KELAHIRAN NABI MUSA AS
Nabi Musa as dilahirkan pada waktu zaman raja Firaun IV (Ramses III) menguasai negeri Mesir. Pada masa kelahirannya telah dikeluarkan perintah raja untuk membunuh seluruh bayi laki-laki Bani Israil yang baru dilahirkan. Perintah tersebut dipicu oleh mimpi raja yang melihat bahwa api telah tertuju ke Baitul Maqdis sehingga menerangi seluruh Mesir. Para ahli nujum raja meramalkan mimpinya bahwa kerajaan Mesir akan dirobohkan, rajanya akan dibinasakan dan mencampurkannya dengan kekuasaan mereka, dan mengusir dirinya dari negeri mereka dan mengganti agama yang mereka yakini oleh laki-laki dari Bani Israil yang dilahirkan saat itu.
Maka dibunuhlah semua bayi laki-laki yang lahir saat itu, tidak ada satupun yang ditinggal hidup kecuali didatangi para prajuritnya untuk kemudian dibunuh dengan kejamnya. Budak-budak yang melahirkan pun digugurkan. Firaun IV inilah raja yang paling kejam kepada Bani Israil. Firaun menjadikan mereka sebagai budak dan menyiksa mereka. Bagi mereka yang tidak bekerja harus membayar upeti kepada raja.
Pada suatu waktu lahirlah seorang bayi laki-laki yaitu Nabi Musa as, dan Tuhan telah mengilhamkan kepada ibunya agar ia melarungkan anak tersebut dengan tabut ke sungai Nil.

Kemudian Nabi Musa dimasukkan dalam tabut dan dilarungkan ke sungai Nil. Sesaat air mengambangkannya ke atas dan sesaat lagi menurunkannya ke tempat yang landai. Sampai akhirnya tabut itu terdampar di pohon-pohon, di taman kediaman Firaun. Dengan qudrat Allah tabut itu ditemukan oleh isteri Firaun Asiyah. Waktu itu ia sedang mandi di tepi sungai Nil.
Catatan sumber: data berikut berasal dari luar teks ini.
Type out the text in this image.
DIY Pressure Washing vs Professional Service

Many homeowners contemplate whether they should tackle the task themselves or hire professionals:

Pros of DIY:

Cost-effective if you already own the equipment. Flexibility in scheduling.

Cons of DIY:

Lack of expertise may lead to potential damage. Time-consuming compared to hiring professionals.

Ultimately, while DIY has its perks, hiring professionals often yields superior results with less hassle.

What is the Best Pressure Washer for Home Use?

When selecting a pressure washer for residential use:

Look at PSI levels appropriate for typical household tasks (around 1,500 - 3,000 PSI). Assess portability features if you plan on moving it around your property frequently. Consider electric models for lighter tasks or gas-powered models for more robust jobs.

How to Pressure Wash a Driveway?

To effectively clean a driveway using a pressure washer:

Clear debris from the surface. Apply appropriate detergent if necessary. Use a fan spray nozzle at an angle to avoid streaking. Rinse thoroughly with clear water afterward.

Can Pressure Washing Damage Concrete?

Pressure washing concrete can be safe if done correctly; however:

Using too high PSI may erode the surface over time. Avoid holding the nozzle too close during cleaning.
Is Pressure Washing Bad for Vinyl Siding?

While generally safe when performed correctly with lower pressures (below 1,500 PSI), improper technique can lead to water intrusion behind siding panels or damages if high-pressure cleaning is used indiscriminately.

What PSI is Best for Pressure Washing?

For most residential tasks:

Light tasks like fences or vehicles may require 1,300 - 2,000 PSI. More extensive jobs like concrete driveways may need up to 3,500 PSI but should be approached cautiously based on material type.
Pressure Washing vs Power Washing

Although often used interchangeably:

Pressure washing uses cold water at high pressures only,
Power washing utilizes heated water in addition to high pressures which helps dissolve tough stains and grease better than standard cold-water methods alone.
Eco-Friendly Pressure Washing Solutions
Asiyah segera menggendong bayi tersebut ke istananya. Pada saat Firaun melihat bayi tersebut laki-laki ia segera mencabut pedangnya untuk membunuh bayi itu.
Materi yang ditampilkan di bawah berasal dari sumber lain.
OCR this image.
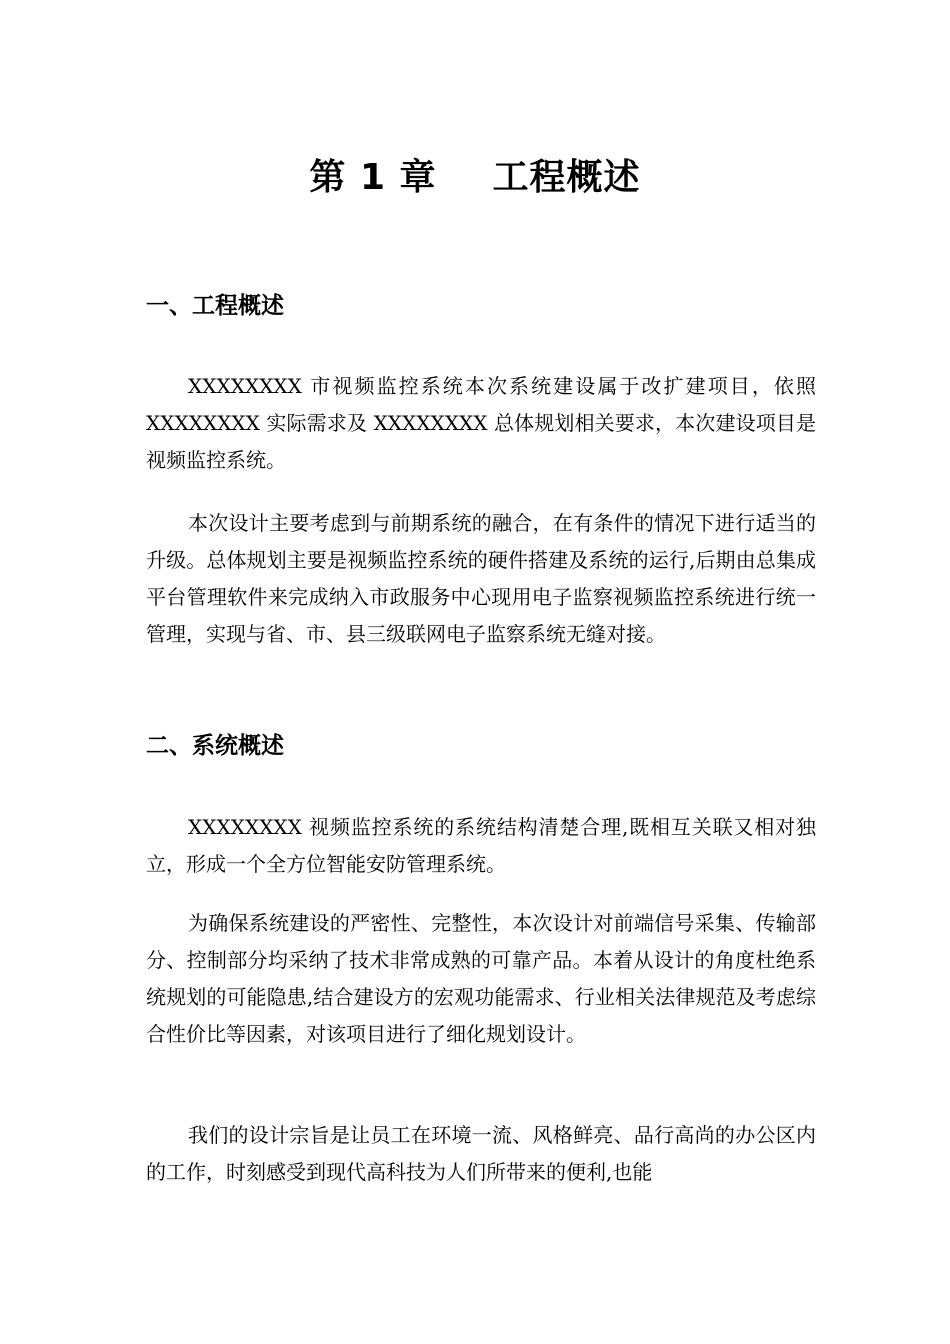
第 1 章 工程概述
一、工程概述

XXXXXXXX 市视频监控系统本次系统建设属于改扩建项目，依照 XXXXXXXX 实际需求及 XXXXXXXX 总体规划相关要求，本次建设项目是视频监控系统。

本次设计主要考虑到与前期系统的融合，在有条件的情况下进行适当的升级。总体规划主要是视频监控系统的硬件搭建及系统的运行,后期由总集成平台管理软件来完成纳入市政服务中心现用电子监察视频监控系统进行统一管理，实现与省、市、县三级联网电子监察系统无缝对接。

二、系统概述

XXXXXXXX 视频监控系统的系统结构清楚合理,既相互关联又相对独立，形成一个全方位智能安防管理系统。

为确保系统建设的严密性、完整性，本次设计对前端信号采集、传输部分、控制部分均采纳了技术非常成熟的可靠产品。本着从设计的角度杜绝系统规划的可能隐患,结合建设方的宏观功能需求、行业相关法律规范及考虑综合性价比等因素，对该项目进行了细化规划设计。

我们的设计宗旨是让员工在环境一流、风格鲜亮、品行高尚的办公区内的工作，时刻感受到现代高科技为人们所带来的便利,也能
"Apa yang akan tuanku lakukan" tanya Asiyah.
"Dia akan kubunuh? Aku khawatir anak inilah yang akan menghancurkan kerajaanku" jawabnya.
"Tuanku ia adalah bayi yang tak berdaya, mengapa engkau takut kepadanya? Apalagi yang mengasuhnya adalah kita", "Aku akan mengangkatnya sebagai anakku". Asiyah terus merayunya untuk tidak membunuh anak tersebut.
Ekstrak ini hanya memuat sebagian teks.